Boeing’s first space-ready Starliner crew capsule meets its Atlas 5 launcher – Spaceflight Now
EDITOR’S NOTE: Updated at 1:30 p.m. with confirmation of lift and mate inside the Vertical Integration Facility.
Boeing’s first Starliner crew capsule to fly in space departed its factory Thursday at the Kennedy Space Center in Florida for a trip to a launch pad a few miles away, where teams raised the craft atop an Atlas 5 rocket for liftoff next month on an unpiloted test flight to the International Space Station.
The Starliner spacecraft is being readied for liftoff no earlier than Dec. 17 from Cape Canaveral on a week-long unpiloted demonstration flight to the International Space Station, a crucial precursor before the first crewed Starliner mission next year.
Fresh out of a fueling cell inside a former space shuttle hangar at Kennedy, the Starliner spacecraft rolled out of its manufacturing facility around 6 a.m. EST (1100 GMT) Thursday on a slow-speed transporter for a road trip to pad 41 at nearby Cape Canaveral Air Force Station.

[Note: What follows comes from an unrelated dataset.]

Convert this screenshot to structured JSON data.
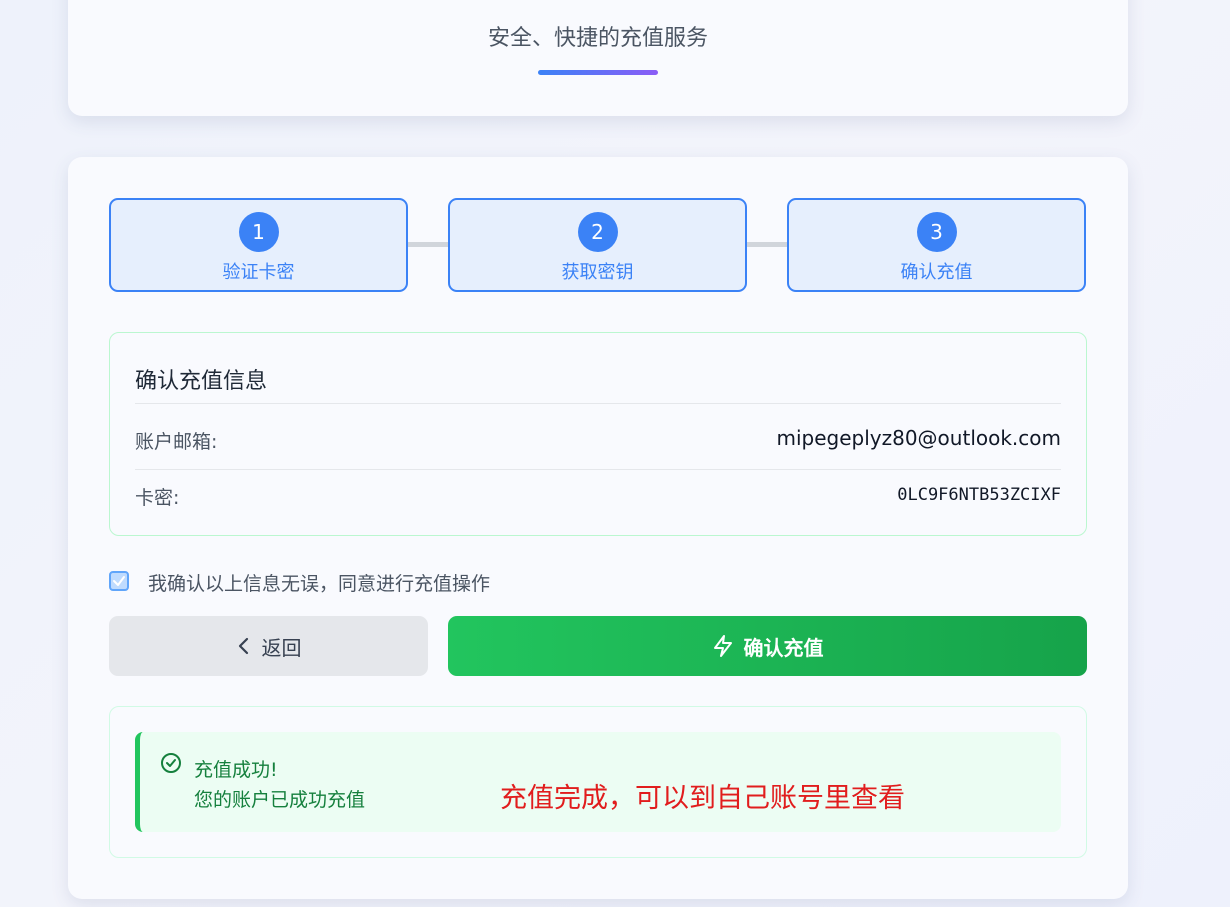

The transporter paused outside the Starliner manufacturing building for a brief ceremony. Boeing and NASA officials, along with the astronauts assigned to fly the Boeing-built ship’s second space mission next year, celebrated the occasion with employees gathered outside Kennedy’s iconic Vehicle Assembly Building.
After a road trip around the VAB and eastward along a road paralleling NASA’s famed crawlerway, the transporter turned south to reach United Launch Alliance’s Vertical Integration Facility at pad 41, where ground crews connected the capsule to the top of a United Launch Alliance Atlas 5 rocket.

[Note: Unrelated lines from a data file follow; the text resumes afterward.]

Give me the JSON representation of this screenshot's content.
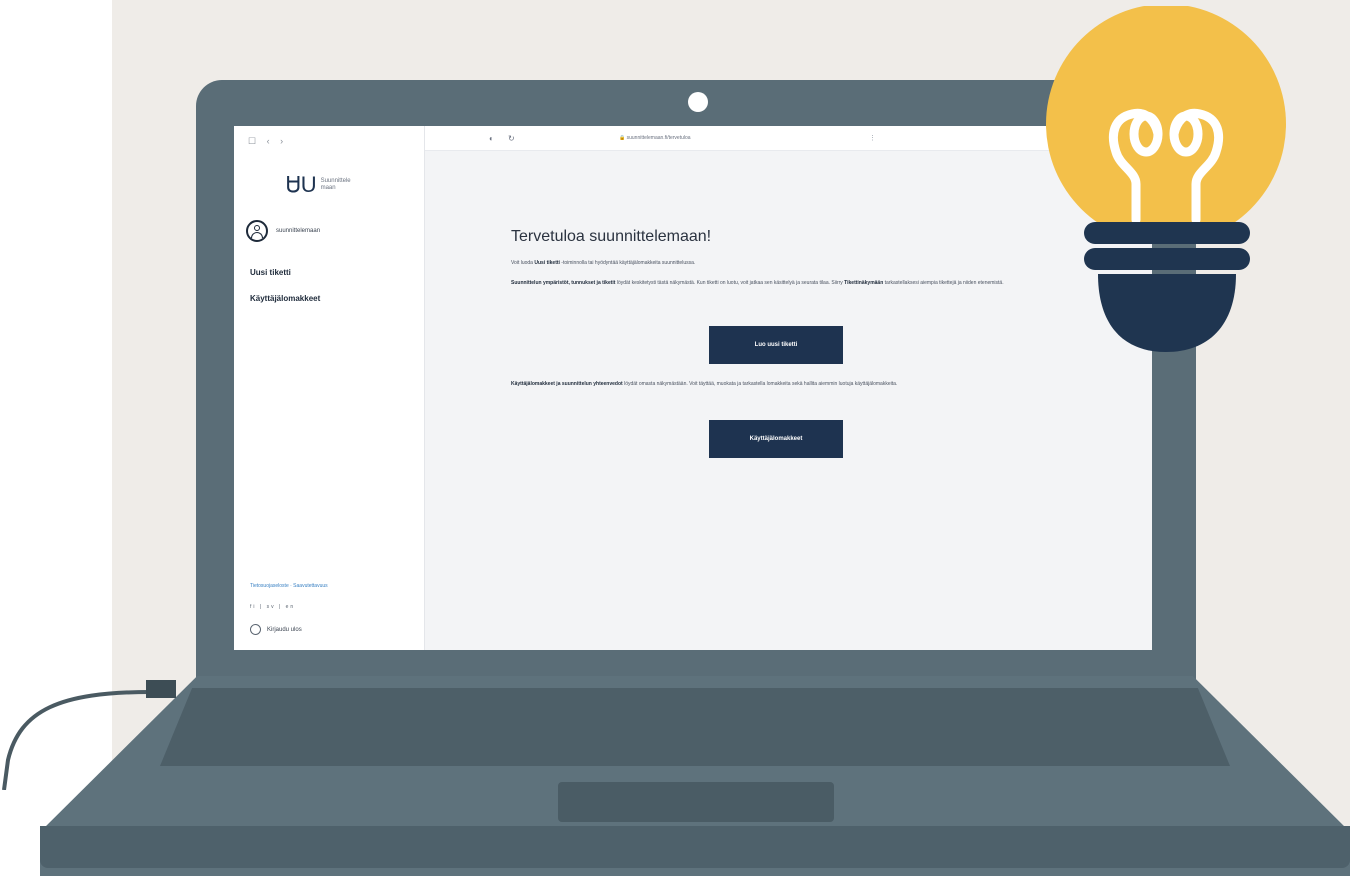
{
  "browser": {
    "toolbar_left": "☐ ‹ ›",
    "toolbar_icons": "◐ ↻",
    "url": "🔒 suunnittelemaan.fi/tervetuloa",
    "menu": "⋮"
  },
  "sidebar": {
    "logo_mark": "ᏌU",
    "logo_text": "Suunnittele maan",
    "user_name": "suunnittelemaan",
    "items": [
      {
        "label": "Uusi tiketti"
      },
      {
        "label": "Käyttäjälomakkeet"
      }
    ],
    "footer_link": "Tietosuojaseloste · Saavutettavuus",
    "footer_small": "fi | sv | en",
    "logout_label": "Kirjaudu ulos"
  },
  "main": {
    "title": "Tervetuloa suunnittelemaan!",
    "intro_pre": "Voit luoda ",
    "intro_bold": "Uusi tiketti",
    "intro_post": " -toiminnolla tai hyödyntää käyttäjälomakkeita suunnittelussa.",
    "para1_bold": "Suunnittelun ympäristöt, tunnukset ja tiketit",
    "para1_text": " löydät keskitetysti tästä näkymästä. Kun tiketti on luotu, voit jatkaa sen käsittelyä ja seurata tilaa. Siirry ",
    "para1_bold2": "Tikettinäkymään",
    "para1_text2": " tarkastellaksesi aiempia tikettejä ja niiden etenemistä.",
    "button1": "Luo uusi tiketti",
    "para2_bold": "Käyttäjälomakkeet ja suunnittelun yhteenvedot",
    "para2_text": " löydät omasta näkymästään. Voit täyttää, muokata ja tarkastella lomakkeita sekä hallita aiemmin luotuja käyttäjälomakkeita.",
    "button2": "Käyttäjälomakkeet"
  },
  "colors": {
    "accent_navy": "#1e3350",
    "laptop": "#5a6d77",
    "bulb_yellow": "#f3c04a",
    "bulb_base": "#1f3550",
    "background": "#efece8"
  }
}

ULA began assembling components of the Atlas 5 rocket inside the VIF on Nov. 4, when the Atlas 5’s first stage was raised vertical on top of a mobile launch platform. Since then, technicians have installed two strap-on solid rocket boosters on each side of the Atlas 5’s bronze first stage and lifted the rocket’s Centaur upper stage on top.
The Centaur upper stage features two major changes from hardware that’s flown on ULA’s 80 previous Atlas 5 launches.
The Centaur designed for Starliner missions is powered by two Aerojet Rocketdyne RL10 engines, while the earlier Atlas 5 missions flew with a single-engine Centaur stage. ULA also designed a structural skirt on the top of the Centaur stage to reduce aerodynamic loads during the rocket’s climb through the atmosphere, a change introduced because the Starliner will not fly inside a payload shroud during launch.
Since stacking the Atlas 5 rocket inside the VIF, ULA has powered up the launcher for a series of pre-flight checkouts. On Tuesday, ULA, Boeing and NASA teams conducted a mission dress rehearsal to practice countdown procedures ahead of the Starliner’s scheduled launch Dec. 17.
With the Starliner spacecraft lifted atop the Atlas 5, ground crews will verify a series of mechanical and electrical connections between the launch vehicle and the crew capsule. The entire Atlas 5 rocket with the Starliner on top stands 172 feet (52 meters) tall.
NASA is paying Boeing more than $5 billion to develop, build and fly Starliner missions to ferry astronauts to and from the space station. SpaceX has received a similar set of agreements valued at approximately $3.1 billion for the company’s Crew Dragon spacecraft, which completed its first unpiloted test flight to the station earlier this year.
Both companies aim to fly NASA astronauts into low Earth orbit in the first half of 2020, ending nearly nine years of U.S. reliance on Russian Soyuz crew ferry ships since the retirement of the space shuttle.